EDITORIAL

Libre expresión estorba a los déspotas

Los autoritarismos solo tienen un signo. Más allá de los discursos y las excusas, indefectiblemente les representa intolerancia. No hay ideología o posición en el espectro político que sea capaz de justificar ética y racionalmente cualquier ejercicio egocéntrico del poder, el cual, paradójicamente, va acompañado por camarillas de aduladores y adláteres convenencieros. Pasó en Venezuela, bajo múltiples justificaciones falaces, y hoy se paga con hambre. Lo mismo ocurre en Nicaragua y otros países. La fobia a la crítica es inherente a los aprendices de dictador, no se diga a los sátrapas consumados como Nicolás Maduro o Daniel Ortega. La tinta libre les enerva, la palabra disonante les atormenta y los reclamos de democracia les atemorizan.

Aquí mismo en Guatemala hay pequeños grupos que de dientes para afuera condenan, pero en el fondo avalan, las tropelías ortegozas —calificativo que fusiona el apellido del dictador y el de aquel a quien derrocó pero emula hoy, Anastasio Somoza—. Existen intereses económicos y también la necesidad de asegurarse un lugar de asilo, tal como lo han hecho varios prófugos guatemaltecos. Es suprema tentación para sus ínfulas el solo hecho de imaginar la posibilidad de maniatar a la prensa independiente, de acallar los repartos de responsabilidades sobre tantos rezagos como el lesivo negocio de las vacunas. Afortunadamente, el artículo 35 constitucional es sólido, bien fundamentado, y por ello bastión del estado de Derecho.

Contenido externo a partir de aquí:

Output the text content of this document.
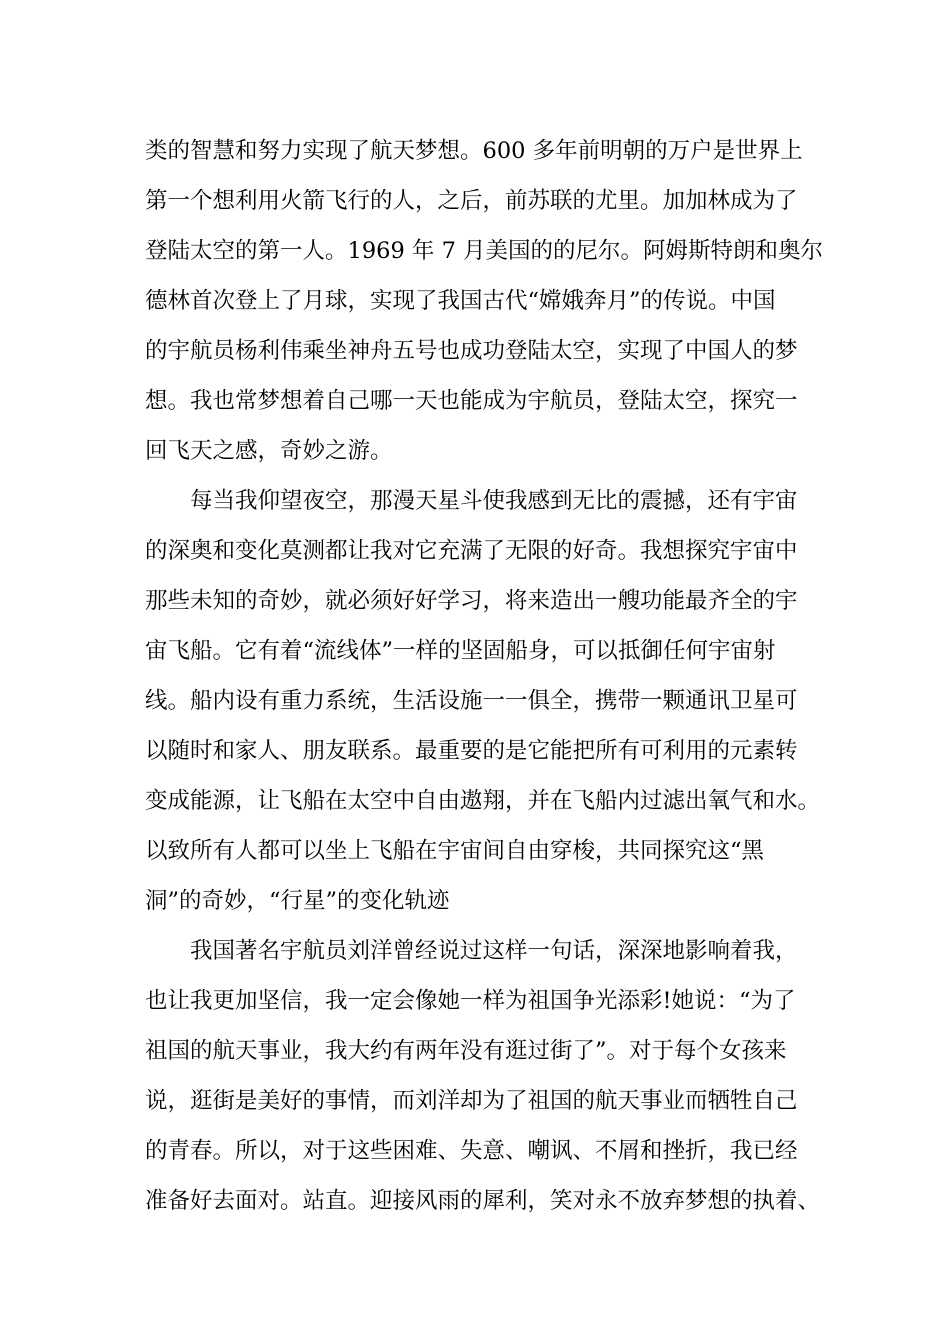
类的智慧和努力实现了航天梦想。600 多年前明朝的万户是世界上
第一个想利用火箭飞行的人，之后，前苏联的尤里。加加林成为了
登陆太空的第一人。1969 年 7 月美国的的尼尔。阿姆斯特朗和奥尔
德林首次登上了月球，实现了我国古代“嫦娥奔月”的传说。中国
的宇航员杨利伟乘坐神舟五号也成功登陆太空，实现了中国人的梦
想。我也常梦想着自己哪一天也能成为宇航员，登陆太空，探究一
回飞天之感，奇妙之游。
每当我仰望夜空，那漫天星斗使我感到无比的震撼，还有宇宙
的深奥和变化莫测都让我对它充满了无限的好奇。我想探究宇宙中
那些未知的奇妙，就必须好好学习，将来造出一艘功能最齐全的宇
宙飞船。它有着“流线体”一样的坚固船身，可以抵御任何宇宙射
线。船内设有重力系统，生活设施一一俱全，携带一颗通讯卫星可
以随时和家人、朋友联系。最重要的是它能把所有可利用的元素转
变成能源，让飞船在太空中自由遨翔，并在飞船内过滤出氧气和水。
以致所有人都可以坐上飞船在宇宙间自由穿梭，共同探究这“黑
洞”的奇妙，“行星”的变化轨迹
我国著名宇航员刘洋曾经说过这样一句话，深深地影响着我，
也让我更加坚信，我一定会像她一样为祖国争光添彩!她说：“为了
祖国的航天事业，我大约有两年没有逛过街了”。对于每个女孩来
说，逛街是美好的事情，而刘洋却为了祖国的航天事业而牺牲自己
的青春。所以，对于这些困难、失意、嘲讽、不屑和挫折，我已经
准备好去面对。站直。迎接风雨的犀利，笑对永不放弃梦想的执着、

Lamentablemente, en otros países, en donde la institucionalidad ha sido barrida por euforias populistas que después devienen en pesadillas despóticas, se cometen asedios económicos, se impulsan cercos legales y ahogamiento económico en contra de los medios que señalan las ilegalidades, la conculcación de derechos y también la corrupción de las roscas de turno.

Los medios que efectúan periodismo de investigación son estigmatizados e incluso llegan a ser objeto de restricciones, tal como lo denuncia la Sociedad Interamericana de Prensa respecto de la expulsión, en El Salvador, del periodista mexicano Daniel Lizárraga, cuyo permiso de estadía fue revocado y a quien no se le otorgó la visa de trabajo bajo el supuesto de que no había acreditado su profesión como comunicador, algo para lo cual basta escribir su nombre en un buscador de internet a fin de encontrar sus trabajos previos, entre los cuales se encuentra la trama de una casa que fue literalmente obsequiada al anterior presidente mexicano, Enrique Peña Nieto, por parte de contratistas del Estado.

De alguna manera no extraña la hostilidad, la inquina y la aversión a las opiniones críticas, pero ello no la hace menos deplorable, pues la Libre Expresión es una garantía ciudadana, un derecho de usted que lee este texto, de sus hijos, de sus vecinos, de sus compañeros de trabajo, y no solo de los periodistas. Si bien a su amparo se cobijan hasta los netcenteros pagados por grupos anonimistas o incluso por entidades del Estado, es este bastión democrático el que les permite difundir sus diatribas en contra de determinadas personas incómodas o sus oficiosos, coordinados y repetitivos laudes hacia figuras de turno en el poder, mediante cuentas de redes sociales que pasan meses muertas y repentinamente cobran vida. Es por ello que los gobernantes autócratas le temen tanto desde los albores del siglo XX, han tratado incluso de escribir su particular versión de la historia, y sin embargo la verdad sale a relucir.